Akharbach alerte sur la montée de la désinformation face au recul de la presse professionnelle

La présidente de la Haute Autorité de la Communication Audiovisuelle (HACA), Latifa Akharbach, a mis en garde contre l’augmentation de l’exposition du public à la désinformation et l’aggravation de sa vulnérabilité face aux stratégies d’influence, y compris étrangères, en raison du recul du rôle de médiation assuré par la presse professionnelle dans l’accès à l’information.

S’exprimant à l’ouverture d’une rencontre placée sous le thème « La lutte contre les fake news : approches et visions croisées », tenue le mercredi 17 décembre 2025, Akharbach a indiqué que les réseaux sociaux sont devenus la principale porte d’entrée vers l’information pour 26,9 % des Marocains, suivis par la presse électronique avec 4,7 %, puis par la presse écrite et la radio, qui ne dépassent pas 1 % chacune.

Elle a précisé que ces données, issues de l’enquête nationale sur les indicateurs des technologies de l’information et de la communication auprès des ménages et des individus, révèlent qu’une large majorité des citoyens évolue désormais dans un environnement numérique permanent, même si la télévision nationale et étrangère conserve une place importante, avec un taux de recours de 66,3 %.

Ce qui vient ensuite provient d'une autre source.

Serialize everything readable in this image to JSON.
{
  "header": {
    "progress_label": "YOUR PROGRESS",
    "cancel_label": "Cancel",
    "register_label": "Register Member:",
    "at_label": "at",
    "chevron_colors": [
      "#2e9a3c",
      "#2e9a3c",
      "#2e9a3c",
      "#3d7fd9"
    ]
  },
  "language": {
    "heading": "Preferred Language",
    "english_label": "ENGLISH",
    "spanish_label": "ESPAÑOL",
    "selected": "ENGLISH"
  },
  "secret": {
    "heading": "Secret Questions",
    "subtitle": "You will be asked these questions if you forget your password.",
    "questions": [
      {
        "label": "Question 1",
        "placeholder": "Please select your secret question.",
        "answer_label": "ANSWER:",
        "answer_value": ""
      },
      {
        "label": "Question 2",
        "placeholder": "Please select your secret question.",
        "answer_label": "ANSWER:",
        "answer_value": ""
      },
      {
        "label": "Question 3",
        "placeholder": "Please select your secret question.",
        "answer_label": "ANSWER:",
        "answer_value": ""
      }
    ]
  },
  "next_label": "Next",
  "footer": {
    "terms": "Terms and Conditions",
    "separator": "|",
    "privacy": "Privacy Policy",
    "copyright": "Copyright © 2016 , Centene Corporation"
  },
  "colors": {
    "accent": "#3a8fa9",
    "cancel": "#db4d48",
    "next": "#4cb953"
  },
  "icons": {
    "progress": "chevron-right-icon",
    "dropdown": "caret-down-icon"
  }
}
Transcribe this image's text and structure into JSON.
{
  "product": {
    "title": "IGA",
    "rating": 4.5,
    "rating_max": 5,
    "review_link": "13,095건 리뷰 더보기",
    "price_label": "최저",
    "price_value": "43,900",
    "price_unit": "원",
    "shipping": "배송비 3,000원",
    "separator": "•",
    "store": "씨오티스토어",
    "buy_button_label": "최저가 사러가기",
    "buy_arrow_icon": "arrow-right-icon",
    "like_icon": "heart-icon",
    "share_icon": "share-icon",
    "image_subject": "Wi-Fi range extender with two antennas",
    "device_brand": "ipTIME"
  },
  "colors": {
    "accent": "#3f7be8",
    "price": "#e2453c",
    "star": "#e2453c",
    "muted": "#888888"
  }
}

Selon la responsable, le recul de la presse en tant que source privilégiée d’information prive les citoyens des garanties éditoriales fondamentales qui caractérisent le journalisme professionnel, notamment la vérification des faits, la hiérarchisation de l’information selon son importance et la mise en contexte des événements. Elle a également alerté sur le fait que les plateformes numériques exercent désormais, au sein de l’espace public médiatique, un pouvoir déterminant en matière d’arbitrage éditorial, principalement à travers des mécanismes algorithmiques dictés par des logiques commerciales.

Latifa Akharbach estime que cette situation est « inacceptable du point de vue des droits humains fondamentaux », rappelant que l’information constitue un bien public, dont le traitement devrait répondre en priorité à l’intérêt général des sociétés, ainsi qu’aux principes de responsabilité, de transparence et de pluralisme.

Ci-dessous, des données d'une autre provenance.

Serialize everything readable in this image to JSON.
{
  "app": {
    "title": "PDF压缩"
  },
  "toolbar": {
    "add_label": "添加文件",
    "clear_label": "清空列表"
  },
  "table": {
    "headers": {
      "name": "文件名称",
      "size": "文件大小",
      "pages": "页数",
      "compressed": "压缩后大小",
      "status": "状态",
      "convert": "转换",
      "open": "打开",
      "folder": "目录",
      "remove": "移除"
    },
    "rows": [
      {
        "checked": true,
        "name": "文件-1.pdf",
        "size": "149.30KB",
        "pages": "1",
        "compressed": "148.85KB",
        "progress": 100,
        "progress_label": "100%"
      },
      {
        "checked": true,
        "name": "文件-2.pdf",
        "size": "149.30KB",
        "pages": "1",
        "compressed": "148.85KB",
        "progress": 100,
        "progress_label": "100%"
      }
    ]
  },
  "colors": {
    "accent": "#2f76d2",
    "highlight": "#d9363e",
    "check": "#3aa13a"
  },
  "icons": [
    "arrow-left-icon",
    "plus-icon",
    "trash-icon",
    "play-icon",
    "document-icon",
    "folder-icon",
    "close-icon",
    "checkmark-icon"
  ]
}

Elle a par ailleurs souligné que le développement accéléré des technologies de l’intelligence artificielle, dans un contexte marqué par un retard de l’encadrement juridique et l’absence de principes de gouvernance mondiale contraignants, « accentue la fragilité de l’écosystème médiatique et la capacité de la société à subir des dérives informationnelles ».

La présidente de la HACA a estimé que l’usage croissant de l’intelligence artificielle au sein de la société et des rédactions, en l’absence de cadres juridiques adaptés et sans sensibilisation suffisante aux risques liés à cette technologie, certes impressionnante mais non infaillible, constitue aujourd’hui « un facteur majeur d’amplification de la désinformation ».

Elle a soulevé plusieurs questions qu’elle a qualifiées de « fondamentales », appelant à y apporter des réponses claires et courageuses, notamment : quel soutien réel à la presse professionnelle, dans le respect de son indépendance éditoriale et de son rôle essentiel de contre-pouvoir ? Quelle formation pour les journalistes afin de leur permettre de faire face aux risques médiatiques liés aux technologies émergentes et aux interférences numériques ?

Akharbach s’est également interrogée sur la mise à jour des cadres de régulation afin de protéger la société sans entraver l’innovation ni porter atteinte à la liberté d’expression, insistant sur la nécessité d’une régulation plus équitable et transparente du marché publicitaire, profondément déséquilibré par l’essor des plateformes numériques globales, et pourtant vital pour la viabilité économique des médias.

Elle a enfin souligné l’urgence de généraliser l’éducation aux médias et au numérique, qu’elle considère comme une condition indispensable à l’exercice libre, critique et responsable des droits informationnels par les citoyens.

Appelant à une mobilisation immédiate pour apporter des réponses à ces enjeux, Latifa Akharbach a rejeté toute « tendance au statu quo », estimant que la phase actuelle exige une politique publique volontariste, claire dans ses objectifs et dotée de moyens adéquats, afin de bâtir une véritable résilience médiatique.

Selon elle, inciter les acteurs numériques à adopter des pratiques responsables est devenu « une urgence incontournable », dans la mesure où le rôle croissant des plateformes dans l’accès à l’information a un impact direct sur la qualité du débat public et l’intégrité de la vie politique.